Selon la définition du littré, le fief tire son origine du Moyen-âge. « Domaine noble, relevant du seigneur d’un autre domaine, concédé à des roturiers, sous condition de foi et hommage et assujetti à certains services et à certaines redevances« .

Les archives départementales du Gers à Auch détiennent quelques document intitulés « Sénéchaussée de Lectoure – Reconnaissance fournies au domaine des biens relevant du Roi, dans la juridiction de Monfort (Vicomté de Fezensaguet) » (1)

Les notabilités bien connues de Monfort reconnaissent tenir en fief des parcelles de terrain qui dépendent d’un seigneur comme celui de Canet, Las Laques et Esparbès. Ces trois seigneurs touchent une redevance de 6 liards par concade. Le texte retrouvé aux archives reprend ces trois seigneuries.

La directe de Canet

Le seigneur de Canet en 1668 est le sieur de Rouquette. Nous ne savons pas de qui ce dernier a hérité cette seigneurie mais Canet a appartenu à plusieurs personnages, dont les Saluste, au cours des siècles comme en témoigne un article que j’ai écrit en son temps.

Le 18 juin 1668 ont comparu les héritiers de Jacques Broqueville lesquels ont reconnu tenir en fief savoir terre et vigne lieu dit A Capdemail confronté du levant passage de service et terre de Guillaume Saint-Martin, midi vigne de Jacques Broqueville, couchant terre de Dominique Guibaille, septentrion chemin public et vigne de Dominique Broqueville.

Je m’arrête un instant à ce Jacques. Du XVIIe siècle, nous n’avons qu’un seul Jacques dans la généalogie. Il s’agit de Jacques fils d’Andrieu (+1653) et de Andriane Roux. Jacques a épousé Jeanne Roux le 9 février 1655. Il serait mort entre 1694 et 1695. Or nous avons ici Jacques Broqueville dont le texte signale que ce sont les héritiers qui tiennent en fief une terre et une vigne au lieu-dit Capdemaille. Qui dit héritiers dit décès. Donc ce Jacques est un autre non identifié. Nous allons voir par la suite qu’il y a bien un Jacques qui est vivant et peigneur de laine.
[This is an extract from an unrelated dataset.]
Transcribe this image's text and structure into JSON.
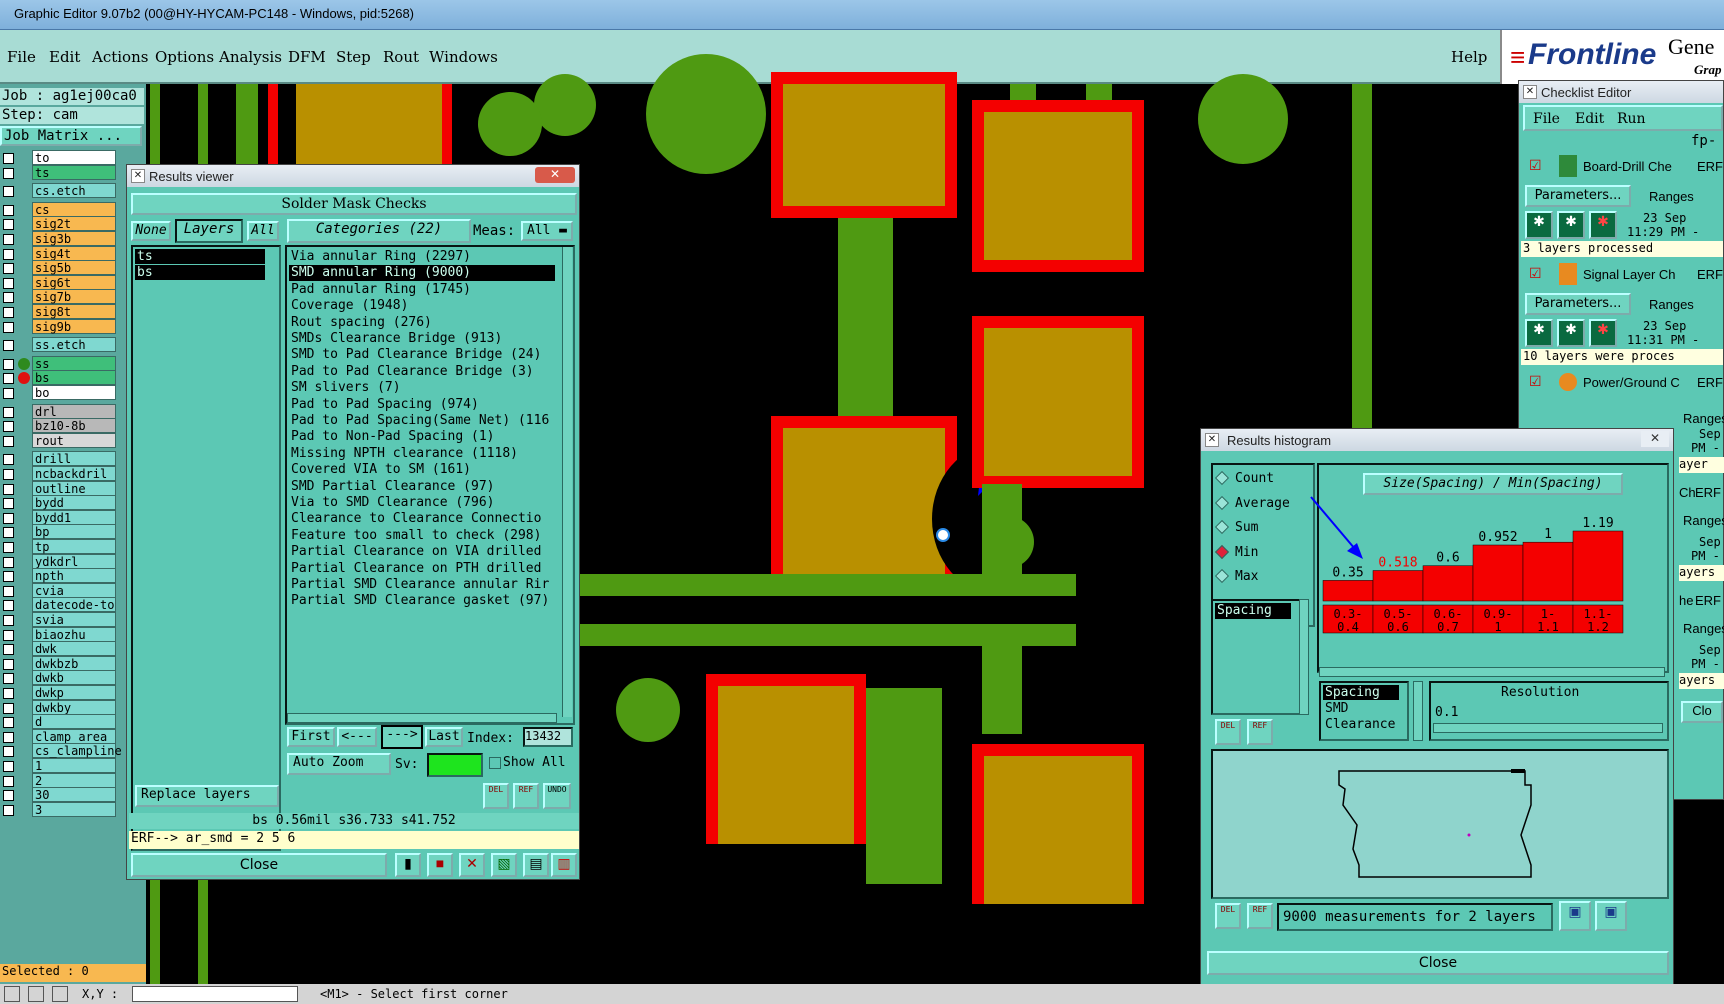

Dans la directe de Canet, Maître Bertrand Lauzéro avocat au Parlement de Toulouse tient en fief énormément de terre de toute nature. Bertrand est le petit-fils de François et de Blasie Broqueville d’Empiroy. Nous n’allons pas énumérer tant il a de terre à cet endroit. (2)

Jacques Broqueville peigneur de laine tient en fief une terre à Capdemaille notamment Contrairement au premier Jacques, ce dernier est plus riche car il tient plus de terre en fief dans la directe de Canet. Il possède une terre à la rieu d’En Rousseau (3). Jacques possède une autre terre A Salivan, etc. (4)

La directe de Las Laques

Pour ce qui est de Las Laques, je n’arrive pas à identifier le nom du seigneur de ce lieu-dit. Sa signature est parfaitement illisible. La directe de Las Laques comporte 129 concades, ce qui est largement moins que la directe de Canet qui en compte 359. Par contre, celle d’Esparbès remporte le pompon avec ses 594 concades.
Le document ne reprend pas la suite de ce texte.